READING: Robert Kennedy and the Greek sense of tragedy
A 2006 New York Times article by David Brooks (“The Education of Robert Kennedy”) seems especially relevant now. Brooks told the story of how Robert Kennedy, “devoured by grief” after the assassination of his brother, turned to a book given to him by Jackie Kennedy: The Greek Way, by Edith Hamilton.
Brooks wrote that:
Kennedy found in the Greeks a sensibility similar to his own — heroic and battle-scarred but also mystical. He shared the awful sense of foreboding that pervades the work of Aeschylus and Sophocles, and that distinctly Greek awareness of the invisible patterns that connect events to one another, how the arrogance men and women show at one moment will twist back and bring agony later on.
Hamilton is at her best describing the tragic sensibility, the strange mixture of doom and exaltation that marks Greek drama. It was based on the conviction that good grows out of bad, virtue out of hardship, and that wisdom is born in suffering. Kennedy memorized a passage from Aeschylus, which Hamilton quotes twice in her book:
“God, whose law it is that he who learns must suffer. And even in our sleep pain that cannot forget, falls drop by drop upon the heart, and in our own despair, against our will, comes wisdom . . .”
If they were doctors of the spirit, the Greeks’ specialty was to take grief and turn it into resolution . . . The story of Kennedy’s grief is the story of a man stepping out of his time and fetching from the past a sturdier ethic . . . The leaders who founded the country were steeped in the classics; Kennedy found them in crisis, and today’s students are lucky if they stumble on them by happenstance.”
Consider this image of a Hellenistic bronze statue Boxer at Rest, (330 B.C.E.) (Wikimedia commons).
The statue is superb visualization of heroism arising out of defeat and suffering. This isn’t the depiction of a beautiful athlete at a moment of triumph. The boxer’s nose is broken and his face is scarred. He seems dejected after a defeat and exhausted at the prospect of having to enter the arena again. But he knowingly perseveres because he is driven by “the indestructible will of man to achieve his humanity” (Arthur Miller, “Tragedy and the Common Man”).

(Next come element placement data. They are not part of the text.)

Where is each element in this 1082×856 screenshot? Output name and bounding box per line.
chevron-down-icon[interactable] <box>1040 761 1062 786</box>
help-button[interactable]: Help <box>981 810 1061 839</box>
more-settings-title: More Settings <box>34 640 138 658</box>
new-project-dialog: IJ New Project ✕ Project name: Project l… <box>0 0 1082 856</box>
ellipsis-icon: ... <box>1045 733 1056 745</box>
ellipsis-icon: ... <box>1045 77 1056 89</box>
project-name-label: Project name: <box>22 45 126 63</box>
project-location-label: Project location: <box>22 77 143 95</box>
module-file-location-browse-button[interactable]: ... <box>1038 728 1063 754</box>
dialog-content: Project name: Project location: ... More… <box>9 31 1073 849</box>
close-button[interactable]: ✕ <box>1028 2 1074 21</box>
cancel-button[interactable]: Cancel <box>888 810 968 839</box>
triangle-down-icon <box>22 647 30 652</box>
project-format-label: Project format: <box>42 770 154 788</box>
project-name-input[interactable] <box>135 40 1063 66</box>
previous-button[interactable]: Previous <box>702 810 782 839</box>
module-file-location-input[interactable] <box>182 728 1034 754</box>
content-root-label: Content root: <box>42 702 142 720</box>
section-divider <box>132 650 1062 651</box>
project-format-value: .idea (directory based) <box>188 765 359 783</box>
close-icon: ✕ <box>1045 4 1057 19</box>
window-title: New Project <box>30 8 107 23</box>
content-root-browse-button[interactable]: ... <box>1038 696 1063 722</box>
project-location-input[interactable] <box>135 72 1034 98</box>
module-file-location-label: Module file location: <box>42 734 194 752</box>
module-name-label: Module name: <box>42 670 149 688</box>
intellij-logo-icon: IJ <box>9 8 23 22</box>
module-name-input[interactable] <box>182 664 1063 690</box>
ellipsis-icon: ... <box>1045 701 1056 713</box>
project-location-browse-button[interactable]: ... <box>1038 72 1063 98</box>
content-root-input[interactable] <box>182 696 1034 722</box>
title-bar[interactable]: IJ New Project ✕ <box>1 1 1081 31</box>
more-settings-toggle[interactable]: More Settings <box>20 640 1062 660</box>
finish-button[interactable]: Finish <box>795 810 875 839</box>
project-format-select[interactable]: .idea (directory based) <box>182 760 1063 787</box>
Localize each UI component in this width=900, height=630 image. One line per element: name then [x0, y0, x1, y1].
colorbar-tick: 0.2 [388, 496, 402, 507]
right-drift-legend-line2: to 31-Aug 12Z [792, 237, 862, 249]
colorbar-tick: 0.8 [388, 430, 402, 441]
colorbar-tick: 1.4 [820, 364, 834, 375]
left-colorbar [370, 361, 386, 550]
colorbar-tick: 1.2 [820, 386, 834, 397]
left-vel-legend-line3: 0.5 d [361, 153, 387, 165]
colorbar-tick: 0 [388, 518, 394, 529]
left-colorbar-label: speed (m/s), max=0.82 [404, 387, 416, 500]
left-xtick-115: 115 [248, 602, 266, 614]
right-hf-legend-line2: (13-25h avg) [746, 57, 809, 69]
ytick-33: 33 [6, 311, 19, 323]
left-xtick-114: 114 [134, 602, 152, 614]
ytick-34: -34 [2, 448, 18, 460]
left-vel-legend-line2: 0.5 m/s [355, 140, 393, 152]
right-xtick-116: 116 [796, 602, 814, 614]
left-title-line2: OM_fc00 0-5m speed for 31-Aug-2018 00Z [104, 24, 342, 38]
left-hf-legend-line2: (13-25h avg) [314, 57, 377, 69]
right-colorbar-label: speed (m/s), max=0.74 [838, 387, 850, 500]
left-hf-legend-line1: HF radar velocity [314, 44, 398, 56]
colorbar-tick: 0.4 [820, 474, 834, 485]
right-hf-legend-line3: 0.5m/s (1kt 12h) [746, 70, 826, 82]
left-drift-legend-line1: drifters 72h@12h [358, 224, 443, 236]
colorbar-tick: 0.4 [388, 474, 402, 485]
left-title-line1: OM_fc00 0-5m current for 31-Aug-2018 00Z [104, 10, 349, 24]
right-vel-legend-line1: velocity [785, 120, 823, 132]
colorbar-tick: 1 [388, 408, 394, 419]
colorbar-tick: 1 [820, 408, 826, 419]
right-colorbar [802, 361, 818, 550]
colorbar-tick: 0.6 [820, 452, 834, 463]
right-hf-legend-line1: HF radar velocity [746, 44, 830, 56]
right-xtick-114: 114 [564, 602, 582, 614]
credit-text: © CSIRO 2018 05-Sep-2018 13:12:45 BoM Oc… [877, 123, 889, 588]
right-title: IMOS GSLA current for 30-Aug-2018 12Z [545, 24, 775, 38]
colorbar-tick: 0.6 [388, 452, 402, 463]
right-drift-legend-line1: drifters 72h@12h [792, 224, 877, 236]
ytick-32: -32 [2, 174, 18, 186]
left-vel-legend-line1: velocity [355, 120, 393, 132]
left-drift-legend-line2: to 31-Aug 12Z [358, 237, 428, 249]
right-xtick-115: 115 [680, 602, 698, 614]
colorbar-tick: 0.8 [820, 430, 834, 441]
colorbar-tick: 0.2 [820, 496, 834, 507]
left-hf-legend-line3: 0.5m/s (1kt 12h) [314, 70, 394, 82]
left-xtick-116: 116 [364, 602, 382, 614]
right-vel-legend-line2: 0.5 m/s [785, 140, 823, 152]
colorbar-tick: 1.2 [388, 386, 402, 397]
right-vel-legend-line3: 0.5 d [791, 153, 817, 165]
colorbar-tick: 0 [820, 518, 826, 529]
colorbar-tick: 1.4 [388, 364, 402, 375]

Is there any compatibility between classical Greek and Christian tragic sensibilities? Remember this observation in President Obama’s July 12, 2016 address in Dallas:
Scripture tells us that in our sufferings there is glory, because we know that suffering produces perseverance; perseverance, character; and character, hope. Sometimes the truths of these words are hard to see. Right now, those words test us. Because the people of Dallas, people across the country, are suffering.
The added power of the word “hope” can be seen as a compelling attribute of a once obscure Jewish sect that triumphed over the Roman Empire.
Additional analysis from Edith Hamilton (The Greek Way):
Aeschylus was the first poet to grasp the bewildering strangeness of life, “the antagonism at the heart of the world.” He knew life as only the greatest poets can know it; he perceived the mystery of suffering. Mankind he saw fast bound to calamity by the working of unknown powers, committed to a strange venture, companioned by disaster. But to the heroic, desperate odds fling a challenge. The high spirit of his time was strong in Æschylus. He was, first and last, the born fighter, to whom the consciousness of being matched against a great adversary suffices and who can dispense with success. Life for him was an adventure, perilous indeed, but men are not made for safe havens. The fullness of life is in the hazards of life. And, at the worst, there is that in us which can turn defeat into victory.”
A modern, secular sense of tragedy and social obligation: from Albert Camus, The Plague.
A character in the novel — named “Dr. Rieux” — had been fighting a relentless plague and reflected about the experience:
“Dr. Rieux resolved to compile this chronicle, so that he should not be one of those who hold their peace but should bear witness in favor of those plague-stricken people; so that some memorial of the injustice and outrage done to them might endure; and to state quite simply what we learn in time of pestilence: that there are more things to admire in men than to despise . . . Nonetheless, he knew that the tale he had to tell could not be one of final victory. It could only be the record of what had had to be done, and what assuredly would have to be done again in the never ending fight against terror and its relentless onslaughts, despite their personal afflictions, by all who, while unable to be saints, but refusing to bow down to pestilences, strive their utmost to be healers” (Vintage, 1991, p.308).